Die Umsätze mit E-Mail-Kontrollprogrammen, die unerwünschte Botschaften ausfiltern, werde sich bis 2007 auf 1,1 Milliarden USD mehr als vervierfachen, schätzt das Branchenbeobachtungsunternehmen International Data Corp. [IDC] in einer am Dienstag in Singapur veröffentlichten Untersuchung.
Für 2003 geht das Unternehmen dabei von Verkäufen im Wert von 267 Millionen USD aus.
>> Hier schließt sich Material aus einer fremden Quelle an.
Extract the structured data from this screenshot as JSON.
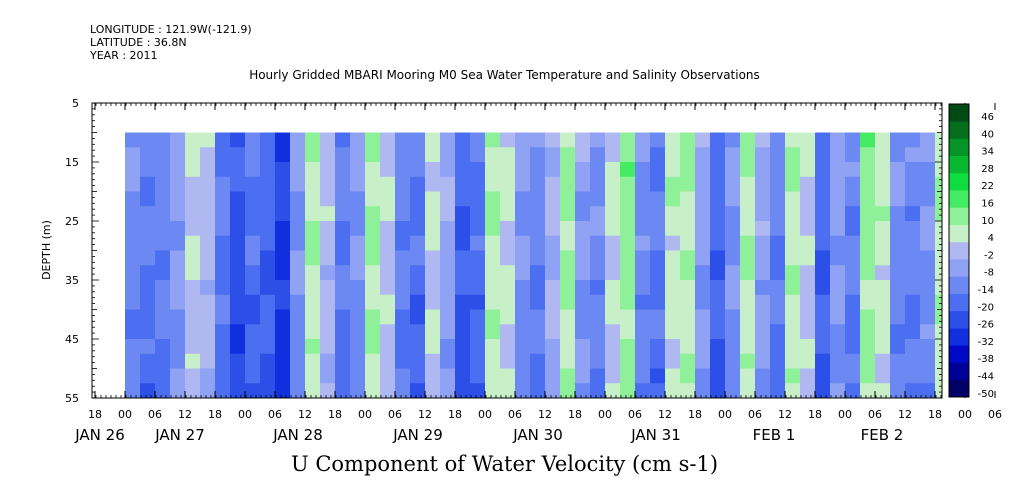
{
  "header": {
    "longitude": "LONGITUDE : 121.9W(-121.9)",
    "latitude": "LATITUDE : 36.8N",
    "year": "YEAR : 2011"
  },
  "chart_data": {
    "type": "heatmap",
    "title": "Hourly Gridded MBARI Mooring M0 Sea Water Temperature and Salinity Observations",
    "xlabel": "U Component of Water Velocity (cm s-1)",
    "ylabel": "DEPTH (m)",
    "x_hour_ticks": [
      "18",
      "00",
      "06",
      "12",
      "18",
      "00",
      "06",
      "12",
      "18",
      "00",
      "06",
      "12",
      "18",
      "00",
      "06",
      "12",
      "18",
      "00",
      "06",
      "12",
      "18",
      "00",
      "06",
      "12",
      "18",
      "00",
      "06",
      "12",
      "18",
      "00",
      "06",
      "12",
      "18"
    ],
    "x_day_labels": [
      "JAN 26",
      "JAN 27",
      "JAN 28",
      "JAN 29",
      "JAN 30",
      "JAN 31",
      "FEB  1",
      "FEB  2"
    ],
    "y_ticks": [
      5,
      15,
      25,
      35,
      45,
      55
    ],
    "ylim": [
      55,
      5
    ],
    "data_depth_range": [
      10,
      55
    ],
    "colorbar": {
      "levels": [
        -50,
        -44,
        -38,
        -32,
        -26,
        -20,
        -14,
        -8,
        -2,
        4,
        10,
        16,
        22,
        28,
        34,
        40,
        46
      ],
      "labels": [
        "46",
        "40",
        "34",
        "28",
        "22",
        "16",
        "10",
        "4",
        "-2",
        "-8",
        "-14",
        "-20",
        "-26",
        "-32",
        "-38",
        "-44",
        "-50"
      ]
    },
    "u_velocity_profile_by_hourly_column": [
      {
        "time": "JAN 27 00",
        "u": -8
      },
      {
        "time": "JAN 27 03",
        "u": -12
      },
      {
        "time": "JAN 27 06",
        "u": -10
      },
      {
        "time": "JAN 27 09",
        "u": -4
      },
      {
        "time": "JAN 27 12",
        "u": 4
      },
      {
        "time": "JAN 27 15",
        "u": 2
      },
      {
        "time": "JAN 27 18",
        "u": -12
      },
      {
        "time": "JAN 27 21",
        "u": -20
      },
      {
        "time": "JAN 28 00",
        "u": -14
      },
      {
        "time": "JAN 28 03",
        "u": -16
      },
      {
        "time": "JAN 28 06",
        "u": -24
      },
      {
        "time": "JAN 28 09",
        "u": -6
      },
      {
        "time": "JAN 28 12",
        "u": 10
      },
      {
        "time": "JAN 28 15",
        "u": 2
      },
      {
        "time": "JAN 28 18",
        "u": -12
      },
      {
        "time": "JAN 28 21",
        "u": -6
      },
      {
        "time": "JAN 29 00",
        "u": 12
      },
      {
        "time": "JAN 29 03",
        "u": 4
      },
      {
        "time": "JAN 29 06",
        "u": -10
      },
      {
        "time": "JAN 29 09",
        "u": -14
      },
      {
        "time": "JAN 29 12",
        "u": 6
      },
      {
        "time": "JAN 29 15",
        "u": -2
      },
      {
        "time": "JAN 29 18",
        "u": -18
      },
      {
        "time": "JAN 29 21",
        "u": -14
      },
      {
        "time": "JAN 30 00",
        "u": 10
      },
      {
        "time": "JAN 30 03",
        "u": 6
      },
      {
        "time": "JAN 30 06",
        "u": -6
      },
      {
        "time": "JAN 30 09",
        "u": -10
      },
      {
        "time": "JAN 30 12",
        "u": 0
      },
      {
        "time": "JAN 30 15",
        "u": 12
      },
      {
        "time": "JAN 30 18",
        "u": -4
      },
      {
        "time": "JAN 30 21",
        "u": -8
      },
      {
        "time": "JAN 31 00",
        "u": 6
      },
      {
        "time": "JAN 31 03",
        "u": 14
      },
      {
        "time": "JAN 31 06",
        "u": -8
      },
      {
        "time": "JAN 31 09",
        "u": -12
      },
      {
        "time": "JAN 31 12",
        "u": 8
      },
      {
        "time": "JAN 31 15",
        "u": 10
      },
      {
        "time": "JAN 31 18",
        "u": -4
      },
      {
        "time": "JAN 31 21",
        "u": -16
      },
      {
        "time": "FEB 1 00",
        "u": -6
      },
      {
        "time": "FEB 1 03",
        "u": 10
      },
      {
        "time": "FEB 1 06",
        "u": -2
      },
      {
        "time": "FEB 1 09",
        "u": -10
      },
      {
        "time": "FEB 1 12",
        "u": 10
      },
      {
        "time": "FEB 1 15",
        "u": 4
      },
      {
        "time": "FEB 1 18",
        "u": -16
      },
      {
        "time": "FEB 1 21",
        "u": -4
      },
      {
        "time": "FEB 2 00",
        "u": -10
      },
      {
        "time": "FEB 2 03",
        "u": 14
      },
      {
        "time": "FEB 2 06",
        "u": 8
      },
      {
        "time": "FEB 2 09",
        "u": -8
      },
      {
        "time": "FEB 2 12",
        "u": -10
      },
      {
        "time": "FEB 2 15",
        "u": -6
      },
      {
        "time": "FEB 2 18",
        "u": 10
      }
    ],
    "color_scale": [
      "#000066",
      "#000099",
      "#0008c8",
      "#1030e0",
      "#2c4fe8",
      "#4c6ef0",
      "#6c88f3",
      "#8fa2f3",
      "#b0b8f2",
      "#c8f0c8",
      "#8ef098",
      "#44ec64",
      "#10dc40",
      "#08b830",
      "#069428",
      "#046e1e",
      "#024a14"
    ],
    "legend": "right"
  }
}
Spam beeinträchtigt PC-Nutzung
Spam sei angesichts der wachsenden Zahl unerwünschter Botschaften
nicht mehr einfach nur lästig, sondern beeinträchtige die Nutzung
von Computern im Firmen- wie im Privatbereich gleichermaßen,
erklärte IDC.
IDCPorno-Spam "moralisch anstößig"
Beschäftigte und Privatnutzer müssten viel Zeit aufwenden, um die Mails zu löschen. Gleichzeitig könnten sich Firmen und Internet-Provider in manchen Ländern sogar Schadenersatzforderungen gegenübersehen, wenn die Botschaften aus dem weltweiten Datennetz "moralisch anstößig" seien.